Free Vibration of a Spring Mass System

1.1 Objective of the virtual experiment

To obtain the natural frequency of the spring-mass system and to observe its response to an initial disturbance and the type of the system based on damping ratio.


1.2  Source for this virtual experiment

Experimentally obtained data is used in this virtual experiment to obtain the results.


1.3  Basic Terminology

1.3.1 Free vibration:  Free vibration takes place when a system oscillates under the action of forces inherent in the system itself due to initial disturbance, and when the externally applied forces are absent. The system will oscillates about one of its static-equilibrium positions. Basically there are two types of systems. They are the discrete and continuous systems. In the case of discrete systems, the physical properties are discrete quantities and the system behavior is described by ordinary differential equations. The system has finite number of degrees-of-freedom whereas in the case of continuous system the physical properties are function of spatial co-ordinates and the system behavior is described by partial differential equations and has infinite number of degrees-of-freedom. In other words, a system can be considered as discrete in which the whole mass of the system is lumped at some points and in case of continuous system the mass is distributed over the entire length of the system. An n -degrees-of-freedom system is governed by n coupled differential equations and has n natural frequencies. So the discrete system has finite number of natural frequencies and the continuous system has infinite number of natural frequencies. The system under free vibration will vibrate at one or more of its natural frequencies, which are properties of the dynamical system, established by its mass and stiffness distribution.

1.3.2 Frequency: The number of oscillations completed per unit time is known as frequency of the system.

1.3.3 Natural Frequency: The frequency of free vibration of a system is called Natural Frequency of that particular system.

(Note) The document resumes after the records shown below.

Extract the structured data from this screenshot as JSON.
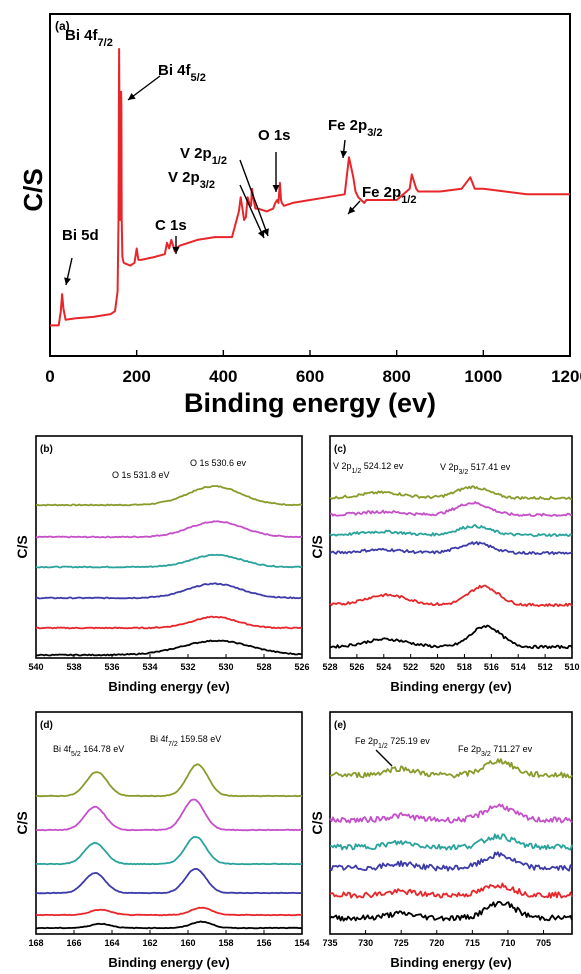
{
  "colors": {
    "red": "#e8262a",
    "olive": "#8a9a2b",
    "magenta": "#c54fc8",
    "teal": "#2aa39d",
    "blue": "#3c3ba9",
    "black": "#000000"
  },
  "chart_data": [
    {
      "type": "line",
      "panel_label": "(a)",
      "xlabel": "Binding energy (ev)",
      "ylabel": "C/S",
      "xlim": [
        0,
        1200
      ],
      "x_ticks": [
        "0",
        "200",
        "400",
        "600",
        "800",
        "1000",
        "1200"
      ],
      "grid": false,
      "series": [
        {
          "color": "red",
          "x": [
            0,
            20,
            25,
            28,
            31,
            36,
            60,
            100,
            140,
            150,
            156,
            158,
            159.5,
            161,
            162,
            163,
            164,
            164.8,
            165.5,
            167,
            170,
            185,
            195,
            200,
            204,
            210,
            240,
            265,
            270,
            275,
            280,
            284,
            288,
            290,
            300,
            340,
            380,
            420,
            436,
            440,
            444,
            448,
            452,
            456,
            460,
            464,
            466,
            470,
            474,
            480,
            500,
            515,
            517.4,
            520,
            524.1,
            527,
            530.6,
            533,
            535,
            540,
            560,
            600,
            640,
            680,
            690,
            700,
            705,
            711.3,
            718,
            725.2,
            730,
            750,
            780,
            800,
            830,
            835,
            845,
            850,
            900,
            950,
            970,
            975,
            980,
            1000,
            1050,
            1100,
            1150,
            1200
          ],
          "y": [
            3,
            3,
            8,
            14,
            9,
            5,
            5.5,
            6,
            7,
            8,
            15,
            40,
            100,
            55,
            40,
            60,
            85,
            80,
            40,
            27,
            25,
            24,
            25,
            30,
            26,
            26,
            27,
            28,
            32,
            30,
            33,
            31,
            29,
            30,
            31,
            33,
            34,
            34,
            43,
            48,
            44,
            40,
            41,
            48,
            46,
            45,
            51,
            47,
            44,
            44,
            43,
            44,
            45,
            46,
            47,
            46,
            53,
            47,
            46,
            45,
            46,
            47,
            48,
            49,
            62,
            55,
            50,
            48,
            47,
            46,
            47,
            47,
            47,
            47,
            51,
            56,
            51,
            50,
            50,
            51,
            55,
            53,
            51,
            51,
            50,
            49,
            49,
            49
          ]
        }
      ],
      "annotations": [
        {
          "text": "Bi 4f7/2",
          "main": "Bi 4f",
          "sub": "7/2",
          "x": 159.5
        },
        {
          "text": "Bi 4f5/2",
          "main": "Bi 4f",
          "sub": "5/2",
          "x": 164.8
        },
        {
          "text": "Bi 5d",
          "main": "Bi 5d",
          "sub": "",
          "x": 28
        },
        {
          "text": "C 1s",
          "main": "C 1s",
          "sub": "",
          "x": 284
        },
        {
          "text": "V 2p1/2",
          "main": "V 2p",
          "sub": "1/2",
          "x": 524.1
        },
        {
          "text": "V 2p3/2",
          "main": "V 2p",
          "sub": "3/2",
          "x": 517.4
        },
        {
          "text": "O 1s",
          "main": "O 1s",
          "sub": "",
          "x": 530.6
        },
        {
          "text": "Fe 2p3/2",
          "main": "Fe 2p",
          "sub": "3/2",
          "x": 711.3
        },
        {
          "text": "Fe 2p1/2",
          "main": "Fe 2p",
          "sub": "1/2",
          "x": 725.2
        }
      ]
    },
    {
      "type": "line",
      "panel_label": "(b)",
      "xlabel": "Binding energy (ev)",
      "ylabel": "C/S",
      "xlim": [
        540,
        526
      ],
      "x_ticks": [
        "540",
        "538",
        "536",
        "534",
        "532",
        "530",
        "528",
        "526"
      ],
      "grid": false,
      "annotations": [
        {
          "main": "O 1s  531.8 eV",
          "sub": ""
        },
        {
          "main": "O 1s  530.6 ev",
          "sub": ""
        }
      ],
      "series": [
        {
          "color": "olive",
          "peaks": [
            {
              "center": 530.6,
              "height": 1.7,
              "width": 1.4
            }
          ]
        },
        {
          "color": "magenta",
          "peaks": [
            {
              "center": 530.5,
              "height": 1.4,
              "width": 1.4
            }
          ]
        },
        {
          "color": "teal",
          "peaks": [
            {
              "center": 530.5,
              "height": 1.1,
              "width": 1.3
            }
          ]
        },
        {
          "color": "blue",
          "peaks": [
            {
              "center": 530.6,
              "height": 1.3,
              "width": 1.4
            }
          ]
        },
        {
          "color": "red",
          "peaks": [
            {
              "center": 530.6,
              "height": 1.0,
              "width": 1.2
            }
          ]
        },
        {
          "color": "black",
          "peaks": [
            {
              "center": 530.5,
              "height": 1.3,
              "width": 1.8
            }
          ]
        }
      ]
    },
    {
      "type": "line",
      "panel_label": "(c)",
      "xlabel": "Binding energy (ev)",
      "ylabel": "C/S",
      "xlim": [
        528,
        510
      ],
      "x_ticks": [
        "528",
        "526",
        "524",
        "522",
        "520",
        "518",
        "516",
        "514",
        "512",
        "510"
      ],
      "grid": false,
      "annotations": [
        {
          "main": "V 2p",
          "sub": "1/2",
          "after": "  524.12 ev"
        },
        {
          "main": "V 2p",
          "sub": "3/2",
          "after": "  517.41 ev"
        }
      ],
      "series": [
        {
          "color": "olive",
          "peaks": [
            {
              "center": 524.1,
              "height": 0.5,
              "width": 1.6
            },
            {
              "center": 517.4,
              "height": 1.0,
              "width": 1.2
            }
          ]
        },
        {
          "color": "magenta",
          "peaks": [
            {
              "center": 524.1,
              "height": 0.3,
              "width": 1.6
            },
            {
              "center": 517.4,
              "height": 1.1,
              "width": 1.2
            }
          ]
        },
        {
          "color": "teal",
          "peaks": [
            {
              "center": 524.1,
              "height": 0.3,
              "width": 1.6
            },
            {
              "center": 517.3,
              "height": 0.8,
              "width": 1.2
            }
          ]
        },
        {
          "color": "blue",
          "peaks": [
            {
              "center": 524.1,
              "height": 0.3,
              "width": 1.6
            },
            {
              "center": 517.2,
              "height": 0.9,
              "width": 1.2
            }
          ]
        },
        {
          "color": "red",
          "peaks": [
            {
              "center": 523.8,
              "height": 0.9,
              "width": 1.6
            },
            {
              "center": 516.6,
              "height": 1.7,
              "width": 1.1
            }
          ]
        },
        {
          "color": "black",
          "peaks": [
            {
              "center": 523.8,
              "height": 0.7,
              "width": 1.6
            },
            {
              "center": 516.4,
              "height": 1.9,
              "width": 1.1
            }
          ]
        }
      ]
    },
    {
      "type": "line",
      "panel_label": "(d)",
      "xlabel": "Binding energy (ev)",
      "ylabel": "C/S",
      "xlim": [
        168,
        154
      ],
      "x_ticks": [
        "168",
        "166",
        "164",
        "162",
        "160",
        "158",
        "156",
        "154"
      ],
      "grid": false,
      "annotations": [
        {
          "main": "Bi 4f",
          "sub": "5/2",
          "after": "  164.78 eV"
        },
        {
          "main": "Bi 4f",
          "sub": "7/2",
          "after": "  159.58 eV"
        }
      ],
      "series": [
        {
          "color": "olive",
          "peaks": [
            {
              "center": 164.8,
              "height": 2.3,
              "width": 0.55
            },
            {
              "center": 159.5,
              "height": 3.0,
              "width": 0.55
            }
          ]
        },
        {
          "color": "magenta",
          "peaks": [
            {
              "center": 164.9,
              "height": 2.2,
              "width": 0.55
            },
            {
              "center": 159.7,
              "height": 2.9,
              "width": 0.55
            }
          ]
        },
        {
          "color": "teal",
          "peaks": [
            {
              "center": 164.9,
              "height": 2.0,
              "width": 0.55
            },
            {
              "center": 159.6,
              "height": 2.6,
              "width": 0.55
            }
          ]
        },
        {
          "color": "blue",
          "peaks": [
            {
              "center": 164.9,
              "height": 1.9,
              "width": 0.55
            },
            {
              "center": 159.6,
              "height": 2.3,
              "width": 0.55
            }
          ]
        },
        {
          "color": "red",
          "peaks": [
            {
              "center": 164.6,
              "height": 0.5,
              "width": 0.55
            },
            {
              "center": 159.3,
              "height": 0.7,
              "width": 0.55
            }
          ]
        },
        {
          "color": "black",
          "peaks": [
            {
              "center": 164.6,
              "height": 0.4,
              "width": 0.55
            },
            {
              "center": 159.3,
              "height": 0.6,
              "width": 0.55
            }
          ]
        }
      ]
    },
    {
      "type": "line",
      "panel_label": "(e)",
      "xlabel": "Binding energy (ev)",
      "ylabel": "C/S",
      "xlim": [
        735,
        701
      ],
      "x_ticks": [
        "735",
        "730",
        "725",
        "720",
        "715",
        "710",
        "705"
      ],
      "grid": false,
      "annotations": [
        {
          "main": "Fe 2p",
          "sub": "1/2",
          "after": "  725.19 ev"
        },
        {
          "main": "Fe 2p",
          "sub": "3/2",
          "after": "  711.27 ev"
        }
      ],
      "series": [
        {
          "color": "olive",
          "peaks": [
            {
              "center": 725.2,
              "height": 0.6,
              "width": 2.0
            },
            {
              "center": 711.3,
              "height": 1.3,
              "width": 2.0
            }
          ]
        },
        {
          "color": "magenta",
          "peaks": [
            {
              "center": 725.0,
              "height": 0.4,
              "width": 2.0
            },
            {
              "center": 711.3,
              "height": 1.3,
              "width": 2.0
            }
          ]
        },
        {
          "color": "teal",
          "peaks": [
            {
              "center": 725.0,
              "height": 0.4,
              "width": 2.0
            },
            {
              "center": 711.3,
              "height": 1.0,
              "width": 2.0
            }
          ]
        },
        {
          "color": "blue",
          "peaks": [
            {
              "center": 725.0,
              "height": 0.4,
              "width": 2.0
            },
            {
              "center": 711.3,
              "height": 1.2,
              "width": 2.0
            }
          ]
        },
        {
          "color": "red",
          "peaks": [
            {
              "center": 725.0,
              "height": 0.3,
              "width": 2.0
            },
            {
              "center": 711.3,
              "height": 0.9,
              "width": 2.0
            }
          ]
        },
        {
          "color": "black",
          "peaks": [
            {
              "center": 725.0,
              "height": 0.4,
              "width": 2.0
            },
            {
              "center": 711.0,
              "height": 1.4,
              "width": 2.0
            }
          ]
        }
      ]
    }
  ]
}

1.3.4 Damping: The resistance to the motion of a vibrating body is called Damping. In actual practice there is always some damping (e.g., the internal molecular friction, viscous damping, aero dynamical damping, etc.) present in the system which causes the gradual dissipation of vibration energy and results in gradual decay of amplitude of the free vibration. Damping has very little effect on natural frequency of the system, and hence, the calculations for natural frequencies are generally made on the basis of no damping. Damping is of great importance in limiting the amplitude of oscillation at resonance.